Nella Via Crucis che sta attraversando l’Ucraina, ci sono anche le donne con i bambini piccoli che hanno i mariti sul fronte. Non vogliono lasciare il Paese per rimanere il più possibile vicine a loro. Ma il “prezzo” di questa scelta è alto. La vita da sfollate per queste donne non è affatto facile.

L’aiuto di 2.000 grivne al mese per le famiglie con gli uomini al fronte non arriva più Aveva una durata di un solo anno. Da quello che raccontano al Centro, queste donne non prendono più nessun sussidio. Le casse del governo si sono svuotate e i nuovi poveri in Ucraina hanno il loro volto. Vengono alla Caritas per prendere cibo, alimenti e indumenti per bambini ma anche medicine da inviare sul fronte. Nella lista compaiono psicofarmaci leggeri per calmare dallo stress ma anche antidolorifici e farmaci per lo stomaco e il mal di denti. Da quello che si racconta qui, pare che manchino anche i soldi per comprare indumenti nuovi per i soldati.  Sono rimasti con le divise, le giacche e addirittura le scarpe che erano state date in loro dotazione due anni fa. Qualunque  nuovo acquisto è sulle spalle delle famiglie. È difficile, anzi, difficilissimo acquistare i giubbotti antiproiettile perché hanno prezzi altissimi, sfiorando addirittura le migliaia di euro.

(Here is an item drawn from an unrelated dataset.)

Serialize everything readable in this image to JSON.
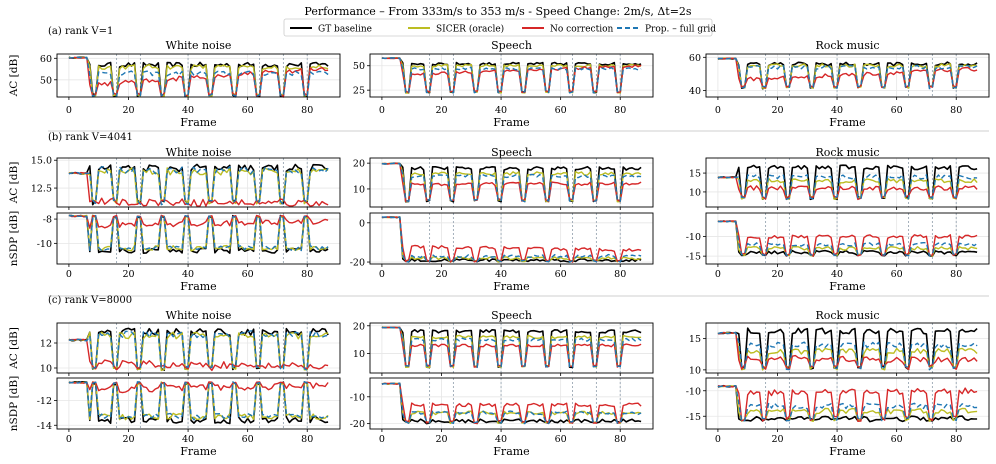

Stazione dei bus a Mukachevo, ci sono solo donne a mettersi in viaggio (foto Biagioni/Sir)

Si fa fatica a vedere una luce in fondo a questo tunnel. “Viviamo così da due anni”, confida Katarina. Ha un messaggio da dare all’Italia? L’operatrice non esita a rispondere: “Pregate per noi. Pregate per la pace. Ma soprattutto vorrei chiedervi una cosa: abbiate cura delle nostre donne che ora vivono da voi. Sono mamme con bambini piccoli. Li hanno portati nel vostro Paese per strapparli alla guerra e portarli in una terra sicura e protetta. Prendetevi cura dei bambini e dei ragazzi che ora studiano nelle vostre scuole e abitano nelle vostre città. Il nostro futuro dipende anche da loro. E poi vorrei ringraziare il vostro paese, la vostra chiesa, la Caritas per tutto l’aiuto che abbiamo ricevuto. Senza questo aiuto non sapremo come aiutare la nostra gente”.